I mean, to be stressing about needing to get gifts for my cleaner (and her super thoughtful daughter who passes on unwanted dolls to Dilly) screams of privilege. First world problems they may be, but they make my head spin nonetheless.
The huge pressure I put on myself doesn’t help. Essentially, I try to make up for my year-long disorganisation with one last attempt to show people that I am thinking of them.
Because I am. Constantly. I may not send a birthday card on time (or at all). I probably don’t often comment on your Facebook pics, or congratulate you on all your achievements or go to your parties. I rarely phone you or reply to your texts within a timely fashion. It might take me six months to respond to an email. But I am here.
So to all my friends, these are some of the things I think about when I hear your names or see your photos. Maybe I will get the chance to tell you individually next year. Especially if you keep doing what you are doing and sticking around even when I don’t appear to notice.

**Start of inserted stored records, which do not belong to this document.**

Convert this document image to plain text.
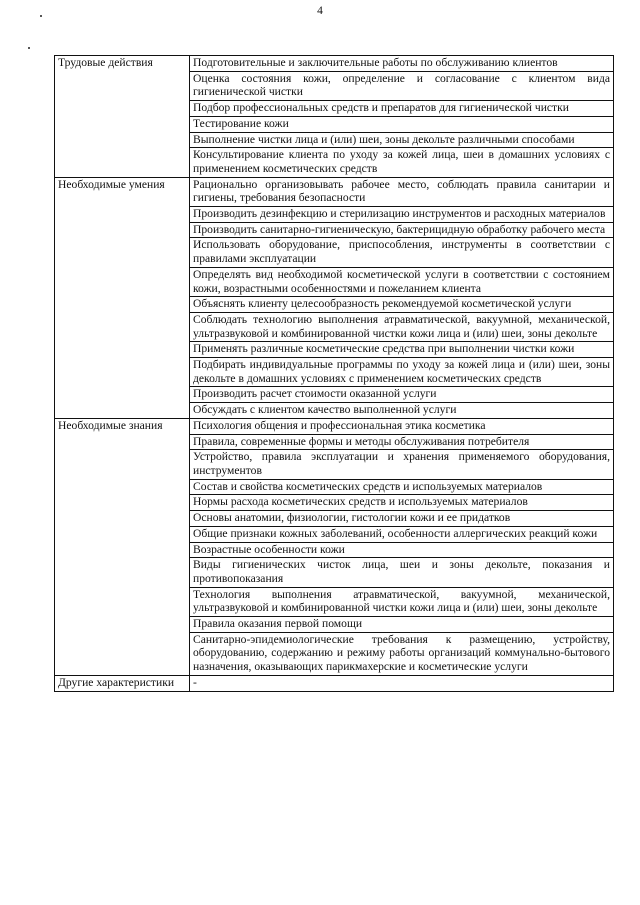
4
Трудовые действия	Подготовительные и заключительные работы по обслуживанию клиентов
	Оценка состояния кожи, определение и согласование с клиентом вида гигиенической чистки
	Подбор профессиональных средств и препаратов для гигиенической чистки
	Тестирование кожи
	Выполнение чистки лица и (или) шеи, зоны декольте различными способами
	Консультирование клиента по уходу за кожей лица, шеи в домашних условиях с применением косметических средств
Необходимые умения	Рационально организовывать рабочее место, соблюдать правила санитарии и гигиены, требования безопасности
	Производить дезинфекцию и стерилизацию инструментов и расходных материалов
	Производить санитарно-гигиеническую, бактерицидную обработку рабочего места
	Использовать оборудование, приспособления, инструменты в соответствии с правилами эксплуатации
	Определять вид необходимой косметической услуги в соответствии с состоянием кожи, возрастными особенностями и пожеланием клиента
	Объяснять клиенту целесообразность рекомендуемой косметической услуги
	Соблюдать технологию выполнения атравматической, вакуумной, механической, ультразвуковой и комбинированной чистки кожи лица и (или) шеи, зоны декольте
	Применять различные косметические средства при выполнении чистки кожи
	Подбирать индивидуальные программы по уходу за кожей лица и (или) шеи, зоны декольте в домашних условиях с применением косметических средств
	Производить расчет стоимости оказанной услуги
	Обсуждать с клиентом качество выполненной услуги
Необходимые знания	Психология общения и профессиональная этика косметика
	Правила, современные формы и методы обслуживания потребителя
	Устройство, правила эксплуатации и хранения применяемого оборудования, инструментов
	Состав и свойства косметических средств и используемых материалов
	Нормы расхода косметических средств и используемых материалов
	Основы анатомии, физиологии, гистологии кожи и ее придатков
	Общие признаки кожных заболеваний, особенности аллергических реакций кожи
	Возрастные особенности кожи
	Виды гигиенических чисток лица, шеи и зоны декольте, показания и противопоказания
	Технология выполнения атравматической, вакуумной, механической, ультразвуковой и комбинированной чистки кожи лица и (или) шеи, зоны декольте
	Правила оказания первой помощи
	Санитарно-эпидемиологические требования к размещению, устройству, оборудованию, содержанию и режиму работы организаций коммунально-бытового назначения, оказывающих парикмахерские и косметические услуги
Другие характеристики	-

Your kids are growing up beautifully. You’re doing a great job.
Your children are giving you a hard time right now. You’re doing a great job.
Your kids are having a hard time right now. You’re doing a great job.
I’m so happy you are thriving. You have grown so much this year.
I’m so sorry you are suffering. You will come out the other side eventually, I promise.
Your business and your work is amazing – I’m so proud of what you’ve achieved.
I’m sorry that you are grieving for dear ones lost this year.
I wish I could take away the pain of your long-term health condition.
I know you miss the way things used to be.
You’re feeling overwhelmed but this too shall pass.
Your marriage may be over but your life isn’t, even if it feels that way sometimes.
You have the strength to overcome yet another hurdle. I know you do.
Don’t compare yourself to others. You are achieving great things every day.
I love the support you are giving other women – personally and professionally.
I admire your courage in following your dreams.
It’s so great to see you find happiness with someone new.
It’s lovely to see you living a full, happy life without a partner.
You make me laugh and always know what to say.
You make me think and challenge my outlook on the world.
You know me better than most people and I’m so grateful for our years of friendship.